Angst und Vertrauen (1/6)

[19.09.2020]

Ein Ort gegen die Angst

Gehen Sie doch bitte 2 Minuten in sich und überlegen Sie, wie Sie das Wort „Urvertrauen“ erklären würden.

Susanne Kreuzberger-Zippenfenig Gemeindepädagogin, Gemeindevertreterin, Lektorin2 Minuten vorbei? Gerne würde ich Ihre Definitionen jetzt hören/lesen. Und natürlich könnte ich jetzt auffahren mit Theorien, Definitionen, mit Namen wie Erik H. Erikson oder Hans-Jürgen Fraas (können Sie aber selber ergoogeln – bringt also an dieser Stelle nicht viel). Es folgt jetzt KEINE wissenschaftliche Abhandlung. Das ist meine Sache nicht. Ich versuche eine eigene Definition, dabei mein Arbeitsfeld der Gemeindepädagogik im Blick: Urvertrauen ist das grundsätzliche, rational nicht immer erklärbare Vertrauen eines Menschen in sein Gegenüber (Mensch – oder eben auch Gott). Urvertrauen kann angelegt sein (im besten Fall im ersten Lebensjahr eines jeden Menschen durch Bindung an die Mutter) – oder auch nicht. Falls nicht, wird es schwierig, dieses Urvertrauen später aufzubauen.

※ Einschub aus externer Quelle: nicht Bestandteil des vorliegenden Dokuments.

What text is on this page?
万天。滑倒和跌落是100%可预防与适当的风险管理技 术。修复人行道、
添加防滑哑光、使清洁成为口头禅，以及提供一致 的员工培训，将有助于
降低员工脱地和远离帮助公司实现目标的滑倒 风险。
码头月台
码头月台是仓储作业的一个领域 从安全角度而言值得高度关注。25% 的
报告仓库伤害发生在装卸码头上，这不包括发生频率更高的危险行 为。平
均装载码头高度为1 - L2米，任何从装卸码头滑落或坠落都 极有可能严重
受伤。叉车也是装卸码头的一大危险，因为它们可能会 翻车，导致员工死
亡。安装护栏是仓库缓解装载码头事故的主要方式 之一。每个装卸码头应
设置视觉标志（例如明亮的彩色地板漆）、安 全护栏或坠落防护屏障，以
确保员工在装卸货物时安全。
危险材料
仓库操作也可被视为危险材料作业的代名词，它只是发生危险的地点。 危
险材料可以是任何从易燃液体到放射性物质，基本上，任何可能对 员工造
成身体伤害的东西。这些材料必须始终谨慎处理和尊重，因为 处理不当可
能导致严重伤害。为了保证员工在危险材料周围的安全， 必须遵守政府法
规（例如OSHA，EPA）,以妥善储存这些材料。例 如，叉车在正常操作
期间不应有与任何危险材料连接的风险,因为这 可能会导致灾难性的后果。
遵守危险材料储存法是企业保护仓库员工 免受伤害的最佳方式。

Ich habe eine These: Die Erfahrung eines Urvertrauens in (meistens ist es) die Mutter im ersten Lebensjahr „brennt“ sich in das frühkindliche Gehirn. Und auch in die Seele. Diese Erfahrungswerte kann der Mensch abrufen – und umlegen, anwenden auf ein anderes Gegenüber. Auf Gott zum Beispiel. Was hat das alles mit Angst zu tun? Angst ist uns Menschen eigen, so wie das Urvertrauen auch. Im Optimalfall können sich die beiden uns so eigenen Befindlichkeiten die Waage halten: Angst – Urvertrauen.

Ich möchte in meiner Arbeit mit Kindern und Jugendlichen, mit Menschen im Allgemeinen behutsam anbieten, dass Gott ein Ort gegen die Angst sein kann. Diesen Gott-Ort gegen die Angst möchte ich gerne füllen, ohne künstlich was überzustülpen. Kinder und Jugendliche bringen die unterschiedlichsten Ängste mit, wenn sie zu uns in unsere Gruppen kommen: Schulangst, Angst vor Krankheit und Tod, Angst vor Krieg stehen ganz oben auf der Liste.

Es macht keinen Unterschied, ob die Angst gerade sehr real ist (Angst vor etwas/jemand in der Schule) oder ob die Angst „groß“ und gar nicht konkret greifbar ist (Angst vor Krieg). Die Kinder und Jugendlichen an ihr Urvertrauen zu erinnern, ihr Urvertrauen abzurufen, ihnen Gott als Gegenüber vorzustellen bedeutet auch, Kinder und Jugendliche in ihrem Selbstvertrauen zu stärken. Ihnen zusagen zu können: „Du kannst das, du schaffst das, du bist gestärkt und unterstützt in deinem Tun. Angst und Scheitern gehören dazu und machen dich auch stark – und nicht schwach!“

Ich persönlich freue mich immer, wenn ich Jugendliche nach der Konfirmation weiterhin ein Stück weit ihres Lebens begleiten darf. Ihnen Aufgaben/Dinge zutrauen kann, z.B. wenn sie dann mitarbeiten bei uns und daran wachsen. Dann fühle ich in mir drinnen: „Ich bin am richtigen Ort in und mit meinem Tun.“ Ich würde mir wünschen, dass Kinder und Jugendliche gerne zu uns kommen, dass sie bei uns einen „Wohlfühl-Ort“ vorfinden und somit auch einen Ort gegen ihre „großen“ wie realen Ängste.